Like those people who lose their minds from drinking Coca-Cola but do not realize it, given that the whole populace has gone crazy on Coca-Cola, he too might have come to disregard or even accept the Great Conspiracy; after all, he did have dealings and friendships with some of the dealers who were the tools. Not only that, his merchandise resisted the Dealer's Conspiracy, perhaps due to the magical harmony objects establish between themselves, including everything in his store, all of them his sort of things—his flatirons, his lighters, his odor-free stoves, his bird cages, his wooden ashtrays, clothespins, fans, his whatnots.

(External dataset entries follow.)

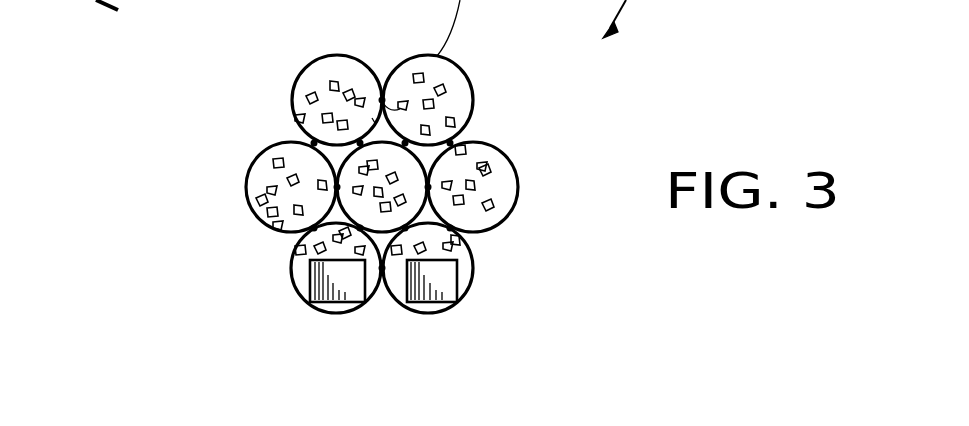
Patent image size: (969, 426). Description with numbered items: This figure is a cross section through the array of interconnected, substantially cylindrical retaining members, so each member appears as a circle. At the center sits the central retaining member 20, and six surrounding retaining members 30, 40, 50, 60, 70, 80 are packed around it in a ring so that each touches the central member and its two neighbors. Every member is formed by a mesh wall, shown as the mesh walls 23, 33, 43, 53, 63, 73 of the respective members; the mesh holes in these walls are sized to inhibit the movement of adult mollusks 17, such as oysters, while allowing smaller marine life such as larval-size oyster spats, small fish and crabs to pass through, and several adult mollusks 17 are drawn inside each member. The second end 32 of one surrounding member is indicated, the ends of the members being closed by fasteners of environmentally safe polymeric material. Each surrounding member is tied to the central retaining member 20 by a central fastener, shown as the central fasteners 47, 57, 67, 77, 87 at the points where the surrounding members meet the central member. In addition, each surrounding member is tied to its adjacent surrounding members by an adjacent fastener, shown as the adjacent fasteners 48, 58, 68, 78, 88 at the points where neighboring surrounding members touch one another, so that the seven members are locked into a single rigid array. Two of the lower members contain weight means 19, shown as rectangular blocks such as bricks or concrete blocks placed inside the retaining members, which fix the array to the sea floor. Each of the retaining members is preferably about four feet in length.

The adult mollusks 17 is at (372, 118).
The weight means 19 is at (352, 308).
The central retaining member 20 is at (481, 160).
The mesh wall 23 is at (455, 228).
The surrounding retaining member 30 is at (515, 215).
The second end 32 is at (428, 187).
The mesh wall 33 is at (520, 185).
The surrounding retaining member 40 is at (477, 256).
The mesh wall 43 is at (476, 278).
The central fastener 47 is at (460, 240).
The adjacent fastener 48 is at (382, 290).
The surrounding retaining member 50 is at (300, 296).
The mesh wall 53 is at (317, 307).
The central fastener 57 is at (338, 238).
The adjacent fastener 58 is at (300, 244).
The surrounding retaining member 60 is at (246, 210).
The mesh wall 63 is at (300, 224).
The central fastener 67 is at (328, 180).
The adjacent fastener 68 is at (311, 143).
The surrounding retaining member 70 is at (291, 78).
The mesh wall 73 is at (287, 108).
The central fastener 77 is at (323, 120).
The adjacent fastener 78 is at (394, 66).
The surrounding retaining member 80 is at (460, 62).
The central fastener 87 is at (420, 130).
The adjacent fastener 88 is at (418, 305).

There were others like him who had closed ranks against the conspiracy, such as the dark and dapper fellow from Konya, a retired general from Sivas, dealers who were heartbroken but still true believers from Trabzon and, you name it, even from Teheran, Damascus, Edirne, and the Balkans, who had joined him in forming an organization of heartsick dealers who arranged for their own kind of merchandise. He had received right about that time those letters from his son who was away in Istanbul studying medicine. “Don't look for me; don't have me followed; I am dropping out.” Doctor Fine repeated sarcastically his dead son's rebellious words, the words that had angered him.

He had soon understood that when the powers who were involved in the Great Conspiracy could not contend with his store, his ideas, and his taste, they had tried to go the way of winning over his son in order to undermine him. “Me, Doctor Fine!” he said with pride. So he had gone against what his son had requested in his letter, hoping to turn the whole business around. He had hired someone to tail his son, asking him to keep Nahit under surveillance and write reports on his behavior. Then realizing that one spy was not enough, he had sent a second of his minions after his son, and then a third. They too wrote their reports. And so had others he dispatched after them. Reading the reports, he was once more convinced of the reality of the Great Conspiracy, fostered by those who wanted to destroy our country and our spirit, and to eradicate our collective memory.